6-K
BAIDU, INC. filed this Form 6-K on 06/28/2017
Entire Document
 


(g) Opinion of Cayman Islands Counsel for the Company. Maples and Calder (Hong Kong) LLP, Cayman Islands counsel for the Company, shall have furnished to the Representatives, at the request of the Company, their written opinion, dated the Closing Date and addressed to the Underwriters, in form and substance reasonably satisfactory to the Representatives, to the effect set forth in Annex C-2 hereto.

(h) Opinion of PRC Counsel for the Company. Han Kun Law Offices, PRC counsel for the Company, shall have furnished to the Representatives, at the request of the Company, their written opinion, dated the Closing Date and addressed to the Underwriters, in form and substance reasonably satisfactory to the Representatives, to the effect set forth in Annex C-3 hereto.

(i) Opinion of British Virgin Islands Counsel for the Company. Maples and Calder (Hong Kong) LLP, British Virgin Islands counsel for the Company, shall have furnished to the Representatives, at the request of the Company, their written opinion, dated the Closing Date and addressed to the Underwriters, in form and substance reasonably satisfactory to the Representatives, to the effect set forth in Annex C-4 hereto.

(j) Opinion of Hong Kong Counsel for the Company. Li & Partners, Hong Kong counsel for the Company, shall have furnished to the Representatives, at the request of the Company, their written opinion, dated the Closing Date and addressed to the Underwriters, in form and substance reasonably satisfactory to the Representatives, to the effect set forth in Annex C-5 hereto.

(k) Opinion and 10b-5 Statement of Counsel for the Underwriters. The Representatives shall have received on and as of the Closing Date an opinion and 10b-5 statement, addressed to the Underwriters, of Davis Polk & Wardwell LLP, counsel for the Underwriters, with respect to such matters as the Representatives may reasonably request, and such counsel shall have received such documents and information as they may reasonably request to enable them to pass upon such matters.

(l) Opinion of PRC Counsel for the Underwriters. The Representatives shall have received on and as of the Closing Date an opinion, addressed to the Underwriters, of Jingtian & Gongcheng Attorneys at Law, PRC counsel for the Underwriters, with respect to such matters as the Representatives may reasonably request, and such counsel shall have received such documents and information as they may reasonably request to enable them to pass upon such matters.

(m) No Legal Impediment to Issuance. No action shall have been taken and no statute, rule, regulation or order shall have been enacted, adopted or issued by any federal, state or foreign governmental or regulatory authority that would, as of the Closing Date, prevent the issuance or sale of the Securities; and no injunction or order of any federal, state or foreign court shall have been issued that would, as of the Closing Date, prevent the issuance or sale of the Securities.

(n) DTC. The Securities shall be eligible for clearance and settlement through DTC.

(o) Indenture and Securities.

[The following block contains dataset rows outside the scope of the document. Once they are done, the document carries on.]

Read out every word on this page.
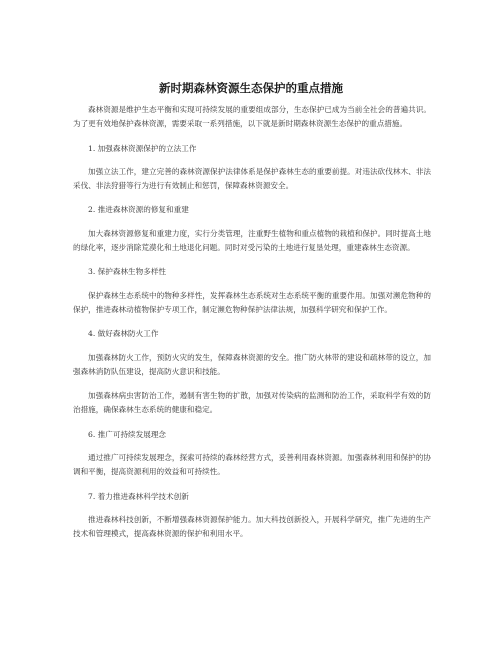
新时期森林资源生态保护的重点措施

森林资源是维护生态平衡和实现可持续发展的重要组成部分，生态保护已成为当前全社会的普遍共识。为了更有效地保护森林资源，需要采取一系列措施，以下就是新时期森林资源生态保护的重点措施。

1. 加强森林资源保护的立法工作

加强立法工作，建立完善的森林资源保护法律体系是保护森林生态的重要前提。对违法砍伐林木、非法采伐、非法狩猎等行为进行有效制止和惩罚，保障森林资源安全。

2. 推进森林资源的修复和重建

加大森林资源修复和重建力度，实行分类管理，注重野生植物和重点植物的栽植和保护。同时提高土地的绿化率，逐步消除荒漠化和土地退化问题。同时对受污染的土地进行复垦处理，重建森林生态资源。

3. 保护森林生物多样性

保护森林生态系统中的物种多样性，发挥森林生态系统对生态系统平衡的重要作用。加强对濒危物种的保护，推进森林动植物保护专项工作，制定濒危物种保护法律法规，加强科学研究和保护工作。

4. 做好森林防火工作

加强森林防火工作，预防火灾的发生，保障森林资源的安全。推广防火林带的建设和疏林带的设立，加强森林消防队伍建设，提高防火意识和技能。

加强森林病虫害防治工作，遏制有害生物的扩散，加强对传染病的监测和防治工作，采取科学有效的防治措施，确保森林生态系统的健康和稳定。

6. 推广可持续发展理念

通过推广可持续发展理念，探索可持续的森林经营方式，妥善利用森林资源。加强森林利用和保护的协调和平衡，提高资源利用的效益和可持续性。

7. 着力推进森林科学技术创新

推进森林科技创新，不断增强森林资源保护能力。加大科技创新投入，开展科学研究，推广先进的生产技术和管理模式，提高森林资源的保护和利用水平。
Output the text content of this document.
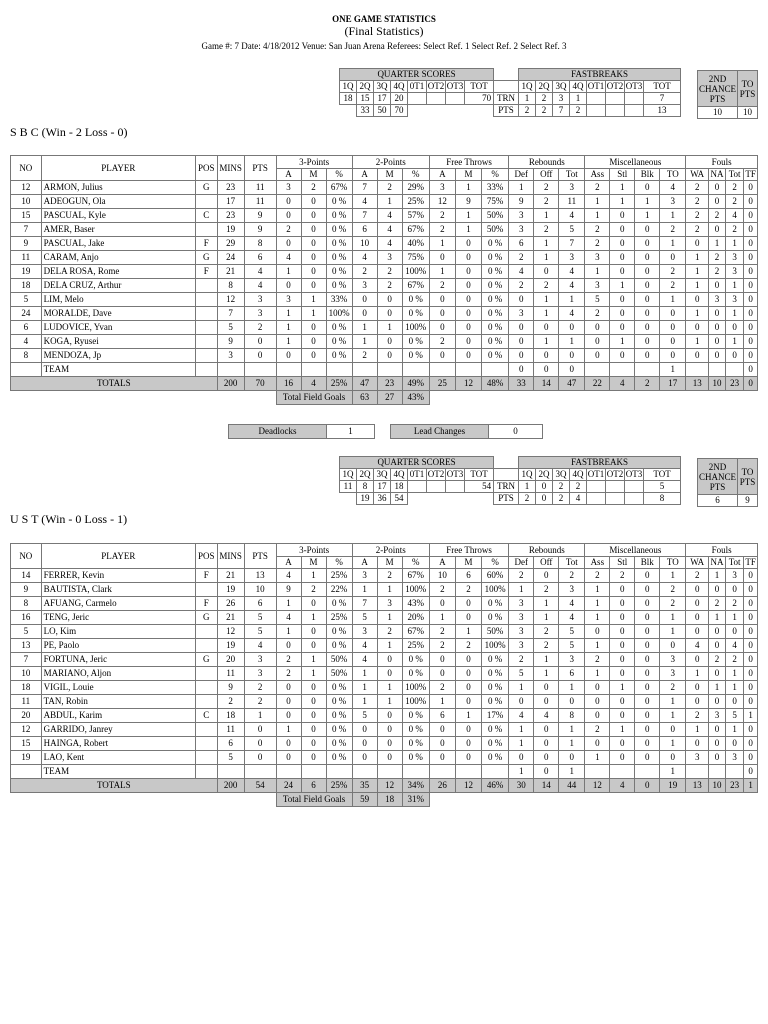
ONE GAME STATISTICS
(Final Statistics)
Game #: 7 Date: 4/18/2012 Venue: San Juan Arena Referees: Select Ref. 1 Select Ref. 2 Select Ref. 3
QUARTER SCORES							
1Q	2Q	3Q	4Q	0T1	OT2	OT3	TOT
18	15	17	20				70
	33	50	70				
	FASTBREAKS							
	1Q	2Q	3Q	4Q	OT1	OT2	OT3	TOT
TRN	1	2	3	1				7
PTS	2	2	7	2				13
2ND CHANCE PTS	TO PTS
10	10
S B C (Win - 2 Loss - 0)
NO	PLAYER	POS	MINS	PTS	3-Points			2-Points			Free Throws			Rebounds			Miscellaneous				Fouls			
					A	M	%	A	M	%	A	M	%	Def	Off	Tot	Ass	Stl	Blk	TO	WA	NA	Tot	TF
12	ARMON, Julius	G	23	11	3	2	67%	7	2	29%	3	1	33%	1	2	3	2	1	0	4	2	0	2	0
10	ADEOGUN, Ola		17	11	0	0	0 %	4	1	25%	12	9	75%	9	2	11	1	1	1	3	2	0	2	0
15	PASCUAL, Kyle	C	23	9	0	0	0 %	7	4	57%	2	1	50%	3	1	4	1	0	1	1	2	2	4	0
7	AMER, Baser		19	9	2	0	0 %	6	4	67%	2	1	50%	3	2	5	2	0	0	2	2	0	2	0
9	PASCUAL, Jake	F	29	8	0	0	0 %	10	4	40%	1	0	0 %	6	1	7	2	0	0	1	0	1	1	0
11	CARAM, Anjo	G	24	6	4	0	0 %	4	3	75%	0	0	0 %	2	1	3	3	0	0	0	1	2	3	0
19	DELA ROSA, Rome	F	21	4	1	0	0 %	2	2	100%	1	0	0 %	4	0	4	1	0	0	2	1	2	3	0
18	DELA CRUZ, Arthur		8	4	0	0	0 %	3	2	67%	2	0	0 %	2	2	4	3	1	0	2	1	0	1	0
5	LIM, Melo		12	3	3	1	33%	0	0	0 %	0	0	0 %	0	1	1	5	0	0	1	0	3	3	0
24	MORALDE, Dave		7	3	1	1	100%	0	0	0 %	0	0	0 %	3	1	4	2	0	0	0	1	0	1	0
6	LUDOVICE, Yvan		5	2	1	0	0 %	1	1	100%	0	0	0 %	0	0	0	0	0	0	0	0	0	0	0
4	KOGA, Ryusei		9	0	1	0	0 %	1	0	0 %	2	0	0 %	0	1	1	0	1	0	0	1	0	1	0
8	MENDOZA, Jp		3	0	0	0	0 %	2	0	0 %	0	0	0 %	0	0	0	0	0	0	0	0	0	0	0
	TEAM													0	0	0				1				0
TOTALS			200	70	16	4	25%	47	23	49%	25	12	48%	33	14	47	22	4	2	17	13	10	23	0
					Total Field Goals			63	27	43%														
QUARTER SCORES							
1Q	2Q	3Q	4Q	0T1	OT2	OT3	TOT
11	8	17	18				54
	19	36	54				
	FASTBREAKS							
	1Q	2Q	3Q	4Q	OT1	OT2	OT3	TOT
TRN	1	0	2	2				5
PTS	2	0	2	4				8
2ND CHANCE PTS	TO PTS
6	9
U S T (Win - 0 Loss - 1)
NO	PLAYER	POS	MINS	PTS	3-Points			2-Points			Free Throws			Rebounds			Miscellaneous				Fouls			
					A	M	%	A	M	%	A	M	%	Def	Off	Tot	Ass	Stl	Blk	TO	WA	NA	Tot	TF
14	FERRER, Kevin	F	21	13	4	1	25%	3	2	67%	10	6	60%	2	0	2	2	2	0	1	2	1	3	0
9	BAUTISTA, Clark		19	10	9	2	22%	1	1	100%	2	2	100%	1	2	3	1	0	0	2	0	0	0	0
8	AFUANG, Carmelo	F	26	6	1	0	0 %	7	3	43%	0	0	0 %	3	1	4	1	0	0	2	0	2	2	0
16	TENG, Jeric	G	21	5	4	1	25%	5	1	20%	1	0	0 %	3	1	4	1	0	0	1	0	1	1	0
5	LO, Kim		12	5	1	0	0 %	3	2	67%	2	1	50%	3	2	5	0	0	0	1	0	0	0	0
13	PE, Paolo		19	4	0	0	0 %	4	1	25%	2	2	100%	3	2	5	1	0	0	0	4	0	4	0
7	FORTUNA, Jeric	G	20	3	2	1	50%	4	0	0 %	0	0	0 %	2	1	3	2	0	0	3	0	2	2	0
10	MARIANO, Aljon		11	3	2	1	50%	1	0	0 %	0	0	0 %	5	1	6	1	0	0	3	1	0	1	0
18	VIGIL, Louie		9	2	0	0	0 %	1	1	100%	2	0	0 %	1	0	1	0	1	0	2	0	1	1	0
11	TAN, Robin		2	2	0	0	0 %	1	1	100%	1	0	0 %	0	0	0	0	0	0	1	0	0	0	0
20	ABDUL, Karim	C	18	1	0	0	0 %	5	0	0 %	6	1	17%	4	4	8	0	0	0	1	2	3	5	1
12	GARRIDO, Janrey		11	0	1	0	0 %	0	0	0 %	0	0	0 %	1	0	1	2	1	0	0	1	0	1	0
15	HAINGA, Robert		6	0	0	0	0 %	0	0	0 %	0	0	0 %	1	0	1	0	0	0	1	0	0	0	0
19	LAO, Kent		5	0	0	0	0 %	0	0	0 %	0	0	0 %	0	0	0	1	0	0	0	3	0	3	0
	TEAM													1	0	1				1				0
TOTALS			200	54	24	6	25%	35	12	34%	26	12	46%	30	14	44	12	4	0	19	13	10	23	1
					Total Field Goals			59	18	31%														
Deadlocks	1		Lead Changes	0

The Indenture shall have been duly executed and delivered by a duly authorized officer of the Company and the Trustee, and the Securities shall have been duly executed and delivered by a duly authorized officer of the Company and duly authenticated by the Trustee.

(p) SGX-ST. As of the Closing Date, the Company shall have received approval-in-principle for the listing of the Notes on the SGX-ST, subject only to compliance with the conditions specified in the approval-in-principle granted by the SGX-ST.

(q) Ratings. The Representatives shall have received on the Closing Date a rating letter dated the Closing Date signed by an authorized representative of each of preliminary rating of “A3” by Moody’s Investors Service, Inc. (“Moody’s”) and “A” by Fitch Inc., a subsidiary of Fimalac, S.A. (“Fitch”), or other evidence satisfactory to the Representatives, to the effect that, on the Closing Date, (i) the Securities are rated at least “A3” by Moody’s and “A” by Fitch and (ii) no notice shall have been given by Moody’s or Fitch of any intended or potential downgrading of any rating of the Securities or of any review for a possible downgrade change in any rating of the Securities below “A3” for Moody’s and “A” for Fitch.

(r) Additional Documents. On or prior to the Closing Date, the Company shall have furnished to the Representatives such further certificates and documents as the Representatives may reasonably request.